In some of these foster homes, Monroe was sexually abused. She was brave enough to tell of the abuse but was not believed by those she trusted. This double trauma had a profound effect on her adult life.

She would continually seek father figures, her 3 marriages were all to older men and Clark Gable, her much older co-star in the Misfits, was someone she clung on to.

Many psychologists think Monroe’s promiscuity and constant search for father figures were down to her traumatic childhood experiences. Her behavior also had classic hallmarks of suicide.

Sexual abuse, abandonment, isolation and a family history of mental health issues are all warning signals. Indeed, Monroe had attempted suicide on numerous occasions when she was younger.

She tried to kill herself twice when she was a teenager during her marriage to James Dougherty. She tried again in 1950 after a failed relationship. Another suicide was attempted during her marriage to playwright Arthur Miller.

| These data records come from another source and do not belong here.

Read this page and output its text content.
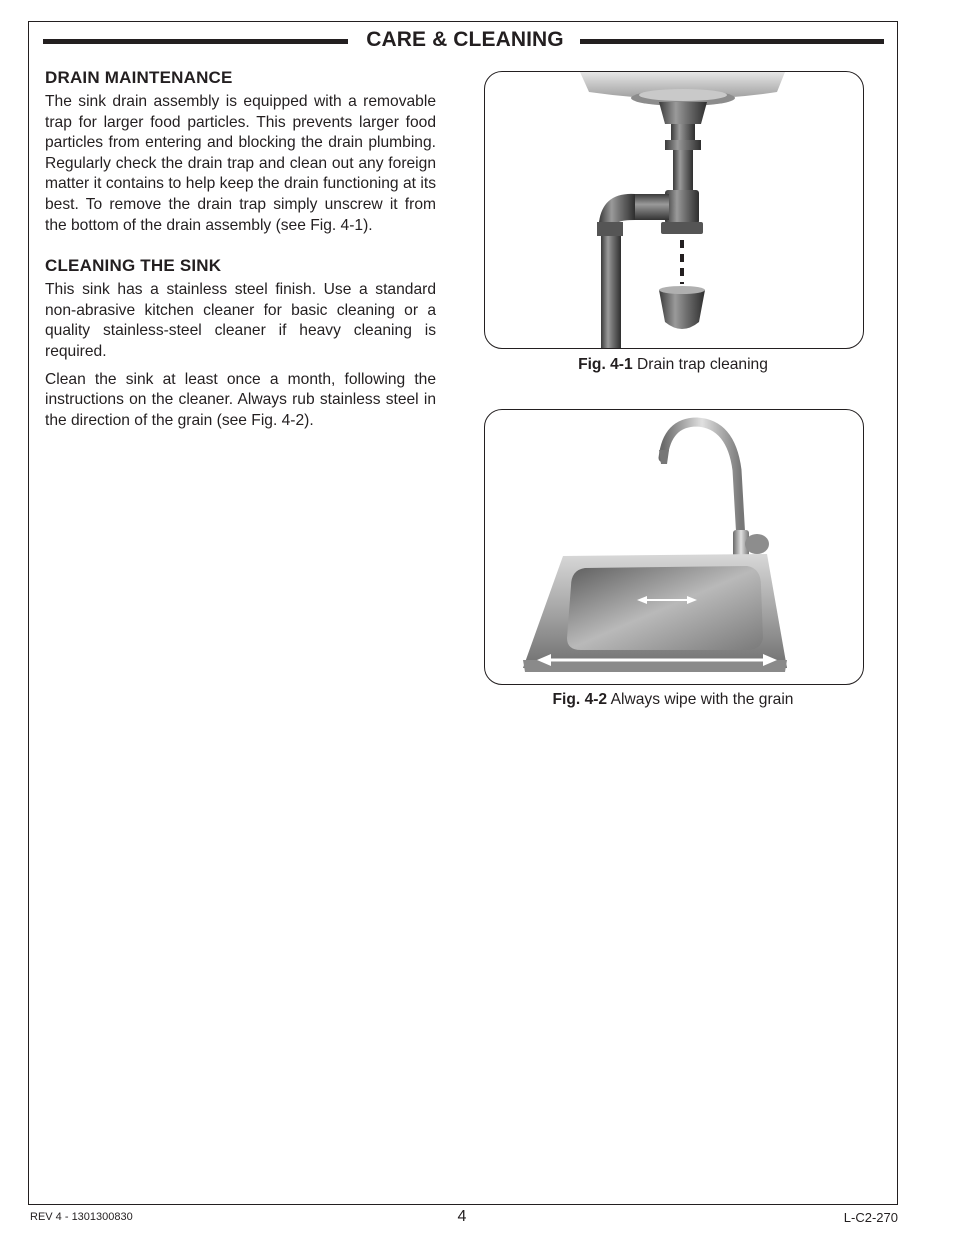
CARE & CLEANING
DRAIN MAINTENANCE

The sink drain assembly is equipped with a removable trap for larger food particles. This prevents larger food particles from entering and blocking the drain plumbing. Regularly check the drain trap and clean out any foreign matter it contains to help keep the drain functioning at its best. To remove the drain trap simply unscrew it from the bottom of the drain assembly (see Fig. 4-1).

CLEANING THE SINK

This sink has a stainless steel finish. Use a standard non-abrasive kitchen cleaner for basic cleaning or a quality stainless-steel cleaner if heavy cleaning is required.

Clean the sink at least once a month, following the instructions on the cleaner. Always rub stainless steel in the direction of the grain (see Fig. 4-2).

Fig. 4-1 Drain trap cleaning
Fig. 4-2 Always wipe with the grain
REV 4 - 1301300830	4	L-C2-270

Many psychologists today believe Monroe suffered from bipolar disorder — a syndrome characterized by extreme shifts in mood. This, along with her chronic insomnia and drug use are classic risk factors for suicide.

Hollywood columnist James Bacon saw Marilyn just days before her death. “She was drinking champagne and straight vodka and occasionally popping a pill,” Bacon told The LA Times.

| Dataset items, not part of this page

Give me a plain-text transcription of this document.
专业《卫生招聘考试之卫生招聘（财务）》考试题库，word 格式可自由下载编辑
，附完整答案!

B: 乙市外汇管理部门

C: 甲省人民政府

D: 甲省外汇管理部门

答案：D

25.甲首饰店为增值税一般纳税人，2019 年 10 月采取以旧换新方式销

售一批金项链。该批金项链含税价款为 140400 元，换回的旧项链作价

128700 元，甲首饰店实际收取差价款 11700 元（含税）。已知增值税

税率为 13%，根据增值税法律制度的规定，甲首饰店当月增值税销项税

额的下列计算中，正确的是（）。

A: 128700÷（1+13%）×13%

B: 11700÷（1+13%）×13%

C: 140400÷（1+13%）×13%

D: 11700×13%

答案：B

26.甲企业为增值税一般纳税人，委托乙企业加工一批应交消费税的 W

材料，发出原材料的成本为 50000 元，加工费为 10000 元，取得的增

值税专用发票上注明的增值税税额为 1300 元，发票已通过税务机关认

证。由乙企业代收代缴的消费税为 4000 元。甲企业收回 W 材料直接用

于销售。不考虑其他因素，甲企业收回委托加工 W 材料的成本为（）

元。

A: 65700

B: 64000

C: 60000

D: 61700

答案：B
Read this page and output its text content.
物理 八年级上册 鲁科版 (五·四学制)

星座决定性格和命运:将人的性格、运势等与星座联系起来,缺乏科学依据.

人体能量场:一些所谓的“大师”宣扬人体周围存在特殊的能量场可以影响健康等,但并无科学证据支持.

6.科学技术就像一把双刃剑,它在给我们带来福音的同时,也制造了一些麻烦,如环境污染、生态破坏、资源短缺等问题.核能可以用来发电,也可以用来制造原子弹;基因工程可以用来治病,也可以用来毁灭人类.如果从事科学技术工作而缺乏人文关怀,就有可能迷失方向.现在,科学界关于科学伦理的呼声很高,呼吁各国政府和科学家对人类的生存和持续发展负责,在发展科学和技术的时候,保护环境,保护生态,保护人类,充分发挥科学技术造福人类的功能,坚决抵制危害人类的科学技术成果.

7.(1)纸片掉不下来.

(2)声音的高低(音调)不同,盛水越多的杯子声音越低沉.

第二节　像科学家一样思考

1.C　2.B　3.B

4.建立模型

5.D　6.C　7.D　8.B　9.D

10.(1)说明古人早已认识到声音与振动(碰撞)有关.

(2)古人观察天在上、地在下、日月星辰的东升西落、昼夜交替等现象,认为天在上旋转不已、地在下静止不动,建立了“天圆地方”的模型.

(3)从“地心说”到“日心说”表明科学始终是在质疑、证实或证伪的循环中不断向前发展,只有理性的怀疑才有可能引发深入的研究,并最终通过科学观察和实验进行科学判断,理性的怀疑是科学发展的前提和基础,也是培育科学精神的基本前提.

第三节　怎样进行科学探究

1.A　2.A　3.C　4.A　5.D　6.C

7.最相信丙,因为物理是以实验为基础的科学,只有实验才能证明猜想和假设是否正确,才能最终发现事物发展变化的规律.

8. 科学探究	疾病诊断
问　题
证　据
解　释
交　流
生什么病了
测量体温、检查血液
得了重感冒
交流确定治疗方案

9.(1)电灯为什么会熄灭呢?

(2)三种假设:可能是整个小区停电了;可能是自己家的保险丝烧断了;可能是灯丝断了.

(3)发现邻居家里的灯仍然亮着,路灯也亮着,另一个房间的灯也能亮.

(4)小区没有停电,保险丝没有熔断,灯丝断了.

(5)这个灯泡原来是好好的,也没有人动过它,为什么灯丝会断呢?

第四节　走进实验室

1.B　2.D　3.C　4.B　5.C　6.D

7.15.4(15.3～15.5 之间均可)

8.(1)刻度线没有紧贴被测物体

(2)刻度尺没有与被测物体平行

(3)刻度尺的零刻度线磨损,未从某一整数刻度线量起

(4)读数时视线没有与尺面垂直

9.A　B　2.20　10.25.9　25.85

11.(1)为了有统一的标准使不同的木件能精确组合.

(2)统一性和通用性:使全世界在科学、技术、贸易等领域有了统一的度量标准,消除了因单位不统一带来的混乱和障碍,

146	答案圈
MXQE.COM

“I said, ‘Marilyn, the combination of pills and alcohol will kill you.’ And she said, ‘It hasn’t killed me yet.’ Then she took another drink and popped another pill. I know at night she took barbiturates”.

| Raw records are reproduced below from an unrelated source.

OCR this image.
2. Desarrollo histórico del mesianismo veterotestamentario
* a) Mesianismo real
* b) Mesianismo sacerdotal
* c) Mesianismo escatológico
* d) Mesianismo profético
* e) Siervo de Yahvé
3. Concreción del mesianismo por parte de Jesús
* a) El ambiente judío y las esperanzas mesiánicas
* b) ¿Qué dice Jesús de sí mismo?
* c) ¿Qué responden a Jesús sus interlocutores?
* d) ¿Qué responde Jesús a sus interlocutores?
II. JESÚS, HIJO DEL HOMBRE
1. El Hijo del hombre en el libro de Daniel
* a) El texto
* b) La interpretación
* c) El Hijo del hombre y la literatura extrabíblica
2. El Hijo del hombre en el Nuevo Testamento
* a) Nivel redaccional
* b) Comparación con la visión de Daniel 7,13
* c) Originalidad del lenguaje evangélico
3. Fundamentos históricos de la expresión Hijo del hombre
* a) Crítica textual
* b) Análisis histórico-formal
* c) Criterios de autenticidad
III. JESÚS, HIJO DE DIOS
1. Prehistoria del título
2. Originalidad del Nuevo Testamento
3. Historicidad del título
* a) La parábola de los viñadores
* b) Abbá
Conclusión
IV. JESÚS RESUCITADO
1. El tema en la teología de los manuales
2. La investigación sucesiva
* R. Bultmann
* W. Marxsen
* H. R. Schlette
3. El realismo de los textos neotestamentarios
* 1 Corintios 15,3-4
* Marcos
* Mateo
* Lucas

"She was drinking champagne and straight vodka and occasionally popping a pill"
James Bacon

Even on the night of her death, despite recently receiving a prescription from her doctor, she was phoning friends for more pills.

If we discount the suspicious elements of her death, Monroe’s psychological problems along with her excessive use of prescription drugs, make the official suicide verdict all too plausible.

Robert Kennedy

Whilst it’s fairly certain that Robert Kennedy was in LA and, in all probability, at Monroe’s house the day she died, the idea he killed her is highly problematic.

If Kennedy was behind any kind of premeditated plot to kill the actress, the last place in the world he would be is at her house the day of her murder.

Logic dictates he would ensure there was as much distance, figuratively and literally, between him and Monroe as possible.

The fact he was seen by numerous people at her house that day seriously discounts the possibility that he was involved in any planned operation to murder her.

Accident

A recent investigation for Court TV made a convincing case that Monroe’s death was a tragic medical accident.

According to the Court TV, her psychiatrist Ralph Greenson gave the actress a sedative enema of chloral hydrate to help her sleep and to try and wean her off the barbiturate Nembutal.

The programme argues that Greenson was unaware that her internist Dr Hyman Engelberg was continuing to prescribe her Nembutal and the lethal interaction of the drugs caused Monroe’s death.

Monroe’s lawyer Mickey Rudin reportedly heard Greenson say that night: “Gosh darn it! He gave her a prescription I didn’t know about!”

The programme suggests the cover-up and suspicious behaviour of Greenson and Eunice Murray were to cover up what would have been a damaging case of medical negligence for the psychiatrist.